Kamu, dengar ini. Aku memang bukan tipe wanita yang senang berjanji bahkan aku bukan wanita yang pandai merayu. Tidak jarang aku selalu diam ditengah-tengah obrolan kita, memang. Rasa bingung selalu menghampiri di seberang telpon sana. Bukan berarti aku tidak sayang apalagi cinta. Hanya saja untuk berkata banyak, aku belum terlatih. Kamu tau bukan? Untuk berbicara didepan halayak banyak saja, aku harus mempunyai kekuatan besar untuk melawan rasa gugupku.

Sedikit bicaraku bukan menandakan bahwa rasa sayangku pun sedikit pula, namun itu hanya sebuah karakter yang melekat jelas didalam diri.

Disini aku hanya mampu menjaga setiaku. Karena aku tau betul bahwa ada hati yang masih harus ku jaga; kamu. Aku banyak mengenal pria dilingkungan luarku saat ini, tetapi apakah aku tergoda? Ayo tebak…

Ketika malam semakin larut, kamu pamit pulang pun sudah tidak bisa terelakkan. Kecupan yang selalu mendarat dikeningku, membuatku semakin tidak ingin lagi kamu pergi. Disini saja. Temani hari-hariku. Berada dalam pelukanmu ketika mata terbuka lebar kala mentari pagi mulai menyapa. Bergenggaman hangat kala dingin mulai menusuk tulang rusuk.

Rintik hujan membangunkanku dari lamunan, dan tersadar bahwa kamu sudah lenyap dari pandangan malam.

Kamis, 12 Desember 2013

Kutipan ini untuk kamu


“Ini bukan tentang lebih tua, seumuran atau lebih muda.

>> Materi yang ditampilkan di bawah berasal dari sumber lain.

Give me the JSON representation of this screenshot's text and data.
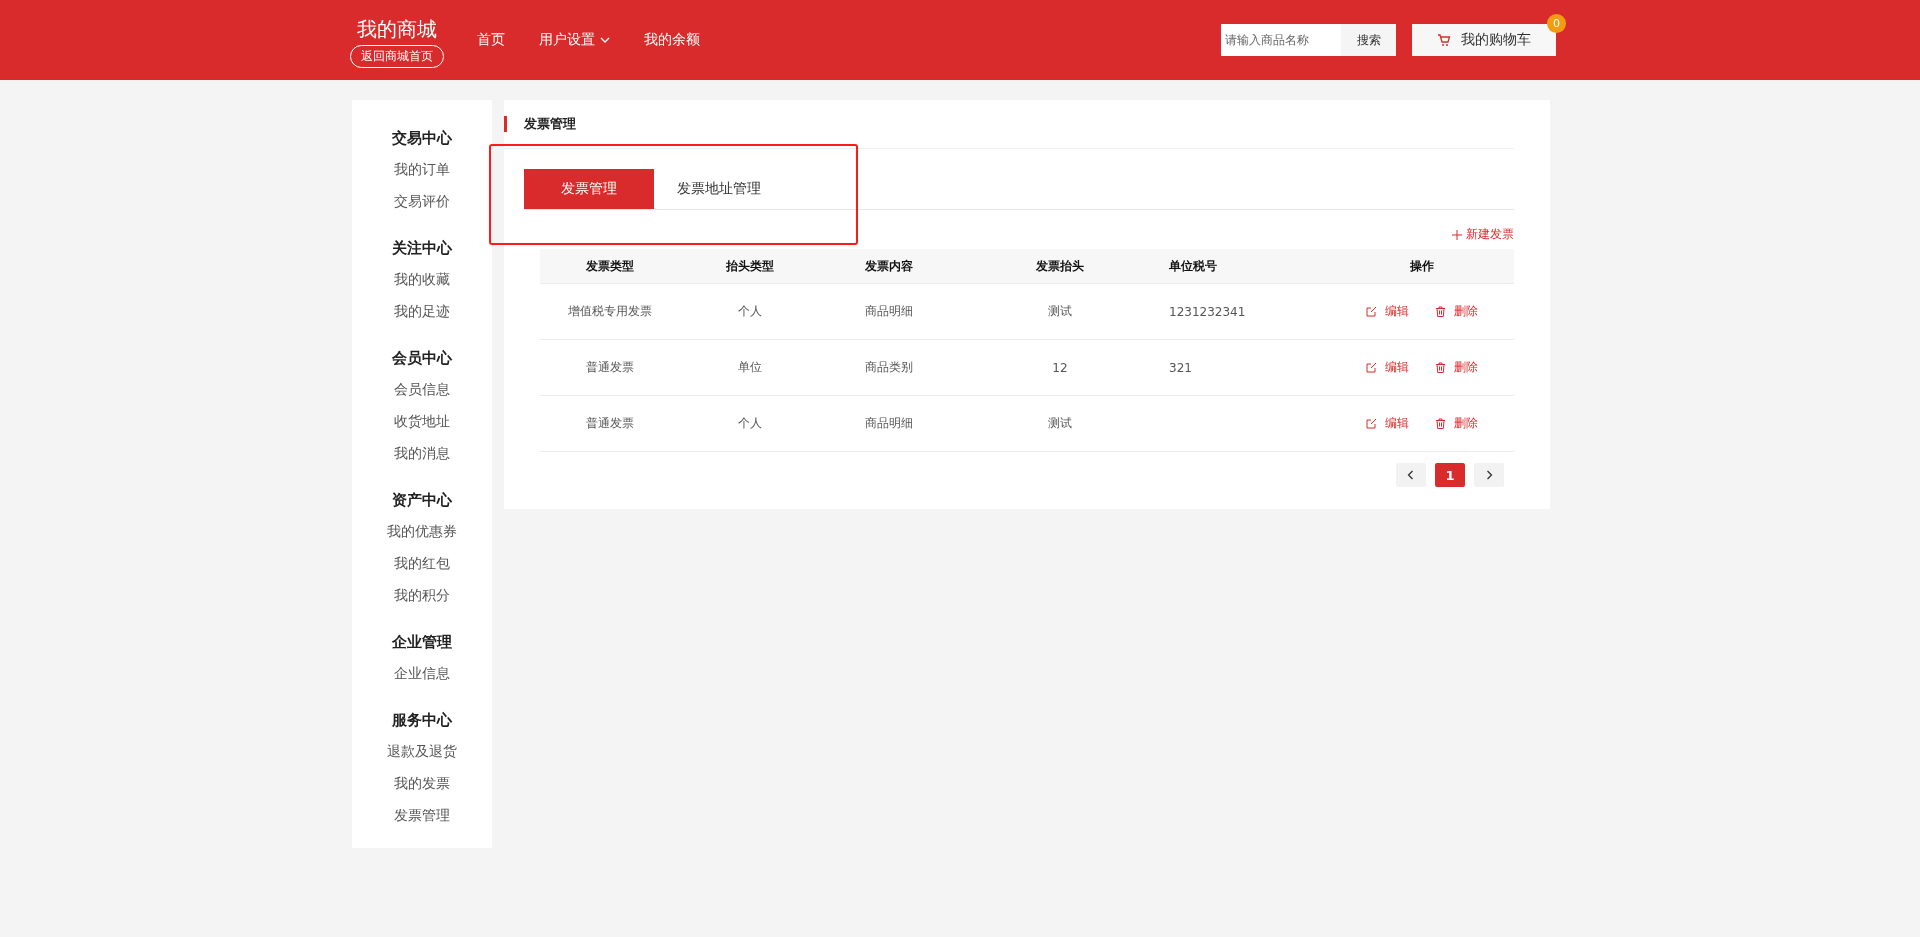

Ini tentang yang menyeimbangkan hidup dan yang bisa berjalan beriringan. Yang memberi kedamaian di hati, kenyamanan disisi dan kasih sayang tiada henti. Tentang tertawa bersama, saling  mensupport, mendoakan satu sama lain. Berbicara lepas tak berbatas tanpa berfikir ini pantas atau tidak. Ketika dunia begitu kejam, dia menjadi tempatmu untuk selalu pulang. Yang bisa membuatmu sangat sabar dan berusaha mengerti meski sulit.

Menerimamu apa adanya meskipun kamu cuma seadanya. Wajah mungkin tak rupawan tapi kebersamaan dengannya itu sesuatu yang kamu yakin harus kamu perjuangkan. Masa lalunya tidak kamu persoalkan karena tau itu yang membentuknya sekarang. Kekurangan masing-masing adalah tugas bersama untuk belajar saling menerima dan memperbaiki agar jadi lebih baik. Tentang dia yang kamu ikhlas seumur hidup menjadi imamnya. Membuatmu bangga menjadi ayah dari anak-anaknya.”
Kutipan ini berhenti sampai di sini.